There will be scratches on the skirting boards too. They will run the length of the landing, a litany, a muttered mass. They will curl their way down the stairs and wreath around the doorframes. The bannisters will creak in chorus. Scrabbling will echo from the cavities of the walls. You will set mouse traps, call in pest control, but nothing will take the bait you leave. Nothing will keel over from the poison.
You will wake at six as usual. You will jerk the curtains back, shudder at the frost shrouding the other side of the windowpane.
You will curl your thumb and forefinger into a ring and peek through.
The window will crack.
One morning you will wake sodden. You will turn the light on to find the whole bed damp and musty as mulching mushrooms. You will press a hand into the mattress and a pool will form around your palm.
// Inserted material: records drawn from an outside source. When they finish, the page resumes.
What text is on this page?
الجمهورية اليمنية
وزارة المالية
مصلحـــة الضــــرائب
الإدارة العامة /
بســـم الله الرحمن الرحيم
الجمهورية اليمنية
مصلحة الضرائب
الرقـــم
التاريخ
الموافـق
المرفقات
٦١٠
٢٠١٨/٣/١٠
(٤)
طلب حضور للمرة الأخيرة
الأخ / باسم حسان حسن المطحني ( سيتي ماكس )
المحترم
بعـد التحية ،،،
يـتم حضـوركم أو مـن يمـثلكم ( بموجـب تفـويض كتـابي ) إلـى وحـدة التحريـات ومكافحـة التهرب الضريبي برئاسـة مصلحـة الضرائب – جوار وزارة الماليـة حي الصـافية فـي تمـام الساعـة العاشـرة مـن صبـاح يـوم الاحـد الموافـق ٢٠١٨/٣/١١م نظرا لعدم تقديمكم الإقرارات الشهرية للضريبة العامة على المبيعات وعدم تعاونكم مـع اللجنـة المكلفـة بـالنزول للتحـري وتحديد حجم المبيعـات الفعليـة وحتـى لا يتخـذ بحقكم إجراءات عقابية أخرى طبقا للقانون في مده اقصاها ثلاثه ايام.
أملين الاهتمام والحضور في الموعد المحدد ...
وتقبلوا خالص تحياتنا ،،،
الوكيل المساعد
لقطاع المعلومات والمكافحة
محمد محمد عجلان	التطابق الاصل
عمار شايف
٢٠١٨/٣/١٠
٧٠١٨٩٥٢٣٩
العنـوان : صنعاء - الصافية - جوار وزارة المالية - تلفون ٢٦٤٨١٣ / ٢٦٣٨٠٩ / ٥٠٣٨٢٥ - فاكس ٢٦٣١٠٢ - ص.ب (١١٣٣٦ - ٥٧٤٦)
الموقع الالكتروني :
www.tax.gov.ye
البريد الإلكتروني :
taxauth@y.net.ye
The alarm will make you jump and you will haul yourself into the shower. You will study the shower door, streaked with spindly drips, baring its fangs against the world beyond.
The kettle will not boil and the toaster will trip the downstairs circuit.
You will try to open the front door but find it clenched shut. The back door too.
You will look past the crack in your bedroom window at the garden path. Paving slabs will protrude from the soil, a crooked grin from diseased old gums. You will wait.
But he will not come, and you will be going nowhere.